The name Rosing has been used in the Philippines by PAGASA for nine tropical cyclones in the Western Pacific.
 Typhoon Kit (1963) (T6318, 35W, Rosing) – became a Category 4-equivalent super typhoon but did not affect any land areas.
 Typhoon Marge (1967) (T6718, 22W, Rosing) – struck the Philippines.
 Typhoon Lucy (1971) (T7116, 17W, Rosing) – struck the Philippines and China.
 Typhoon June (1975) (T7520, 23W, Rosing) – one of the most intense tropical cyclones on record, reaching 875 millibars.
 Typhoon Owen (1979) (T7915, 19W, Rosing) – struck Japan and caused 12 deaths.
 Severe Tropical Storm Joe (1983) (T8314, 15W, Rosing) – struck the Philippines and China.
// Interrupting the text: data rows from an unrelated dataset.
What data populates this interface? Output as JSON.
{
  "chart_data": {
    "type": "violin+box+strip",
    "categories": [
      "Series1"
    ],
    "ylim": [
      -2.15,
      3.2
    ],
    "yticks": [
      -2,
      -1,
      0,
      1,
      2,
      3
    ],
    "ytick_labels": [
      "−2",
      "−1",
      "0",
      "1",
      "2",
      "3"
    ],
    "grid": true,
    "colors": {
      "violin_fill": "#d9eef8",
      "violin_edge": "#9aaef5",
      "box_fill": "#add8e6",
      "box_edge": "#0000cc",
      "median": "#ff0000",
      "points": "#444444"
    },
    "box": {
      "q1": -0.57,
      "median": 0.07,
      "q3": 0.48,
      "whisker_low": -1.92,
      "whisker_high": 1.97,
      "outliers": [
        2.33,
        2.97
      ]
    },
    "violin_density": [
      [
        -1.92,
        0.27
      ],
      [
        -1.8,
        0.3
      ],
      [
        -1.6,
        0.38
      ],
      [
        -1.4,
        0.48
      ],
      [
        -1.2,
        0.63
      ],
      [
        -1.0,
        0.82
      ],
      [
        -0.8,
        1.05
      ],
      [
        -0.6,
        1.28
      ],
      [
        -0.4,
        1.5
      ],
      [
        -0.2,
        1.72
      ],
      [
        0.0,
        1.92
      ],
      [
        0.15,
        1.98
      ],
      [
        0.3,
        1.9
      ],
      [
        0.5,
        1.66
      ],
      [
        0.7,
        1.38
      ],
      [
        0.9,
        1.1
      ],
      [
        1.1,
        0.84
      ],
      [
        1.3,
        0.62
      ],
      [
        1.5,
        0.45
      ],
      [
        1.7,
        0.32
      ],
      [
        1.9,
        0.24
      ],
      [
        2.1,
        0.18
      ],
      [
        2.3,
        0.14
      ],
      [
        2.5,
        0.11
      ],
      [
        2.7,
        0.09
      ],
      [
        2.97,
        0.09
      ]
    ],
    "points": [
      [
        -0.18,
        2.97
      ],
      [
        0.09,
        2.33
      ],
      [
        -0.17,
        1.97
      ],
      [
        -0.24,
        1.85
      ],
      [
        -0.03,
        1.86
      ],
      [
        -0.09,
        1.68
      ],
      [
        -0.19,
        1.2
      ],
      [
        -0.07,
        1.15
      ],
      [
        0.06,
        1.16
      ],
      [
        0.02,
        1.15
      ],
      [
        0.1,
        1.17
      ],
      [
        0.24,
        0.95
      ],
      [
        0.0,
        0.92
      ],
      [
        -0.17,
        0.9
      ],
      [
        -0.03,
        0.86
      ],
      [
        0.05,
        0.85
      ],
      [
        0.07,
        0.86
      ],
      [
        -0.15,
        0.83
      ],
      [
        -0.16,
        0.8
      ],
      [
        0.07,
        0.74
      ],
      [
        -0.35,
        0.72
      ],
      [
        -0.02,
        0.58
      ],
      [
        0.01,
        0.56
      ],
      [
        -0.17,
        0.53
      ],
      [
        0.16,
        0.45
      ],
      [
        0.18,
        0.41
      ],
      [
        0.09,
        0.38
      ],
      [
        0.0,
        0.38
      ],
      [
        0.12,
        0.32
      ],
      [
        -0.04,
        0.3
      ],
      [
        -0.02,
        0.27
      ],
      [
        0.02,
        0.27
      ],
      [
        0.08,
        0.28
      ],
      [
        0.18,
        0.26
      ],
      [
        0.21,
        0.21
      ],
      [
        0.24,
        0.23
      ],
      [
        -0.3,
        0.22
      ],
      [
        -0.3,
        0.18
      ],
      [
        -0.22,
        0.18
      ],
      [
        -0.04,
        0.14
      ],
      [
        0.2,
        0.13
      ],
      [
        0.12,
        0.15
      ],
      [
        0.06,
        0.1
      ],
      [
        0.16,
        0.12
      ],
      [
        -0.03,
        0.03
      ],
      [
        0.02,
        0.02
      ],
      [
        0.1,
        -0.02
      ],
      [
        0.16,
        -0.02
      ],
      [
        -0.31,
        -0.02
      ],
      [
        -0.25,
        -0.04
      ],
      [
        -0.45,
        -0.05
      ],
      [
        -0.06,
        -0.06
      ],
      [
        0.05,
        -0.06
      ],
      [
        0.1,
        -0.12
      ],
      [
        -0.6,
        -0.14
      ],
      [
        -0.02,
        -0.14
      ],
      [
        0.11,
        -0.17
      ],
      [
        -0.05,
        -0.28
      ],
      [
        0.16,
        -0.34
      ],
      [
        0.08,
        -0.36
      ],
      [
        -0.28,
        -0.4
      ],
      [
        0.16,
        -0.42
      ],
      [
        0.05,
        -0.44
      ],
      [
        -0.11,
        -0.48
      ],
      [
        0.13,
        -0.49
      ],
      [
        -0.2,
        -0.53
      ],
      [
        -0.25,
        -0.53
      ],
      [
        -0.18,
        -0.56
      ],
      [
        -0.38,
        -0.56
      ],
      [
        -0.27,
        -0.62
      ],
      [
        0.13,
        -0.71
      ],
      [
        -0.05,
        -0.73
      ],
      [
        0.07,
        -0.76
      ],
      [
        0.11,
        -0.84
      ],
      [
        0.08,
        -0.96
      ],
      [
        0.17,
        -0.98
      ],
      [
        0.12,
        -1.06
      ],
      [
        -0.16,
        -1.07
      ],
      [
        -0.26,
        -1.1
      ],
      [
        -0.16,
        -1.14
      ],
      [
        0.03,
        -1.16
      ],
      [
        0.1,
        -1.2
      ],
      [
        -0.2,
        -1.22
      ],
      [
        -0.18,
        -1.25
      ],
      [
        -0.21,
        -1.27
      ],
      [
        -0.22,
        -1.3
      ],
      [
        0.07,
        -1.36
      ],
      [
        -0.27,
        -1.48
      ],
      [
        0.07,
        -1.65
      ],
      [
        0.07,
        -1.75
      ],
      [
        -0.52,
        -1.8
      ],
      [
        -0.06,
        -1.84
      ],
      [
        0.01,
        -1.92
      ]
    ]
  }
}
 Tropical Storm Maury (1987) (T8721, 21W, Rosing) – struck the Philippines and Vietnam.
 Typhoon Mireille (1991) (T9119, 21W, Rosing) – struck Japan and became the country's costliest typhoon ever.
 Typhoon Angela (1995) (T9520, 29W, Rosing) – a strong Category 5-equivalent typhoon that caused 882 fatalities and severe damage across the Philippines.

The name Rosing was retired because of the destruction it caused in the Philippines in 1995.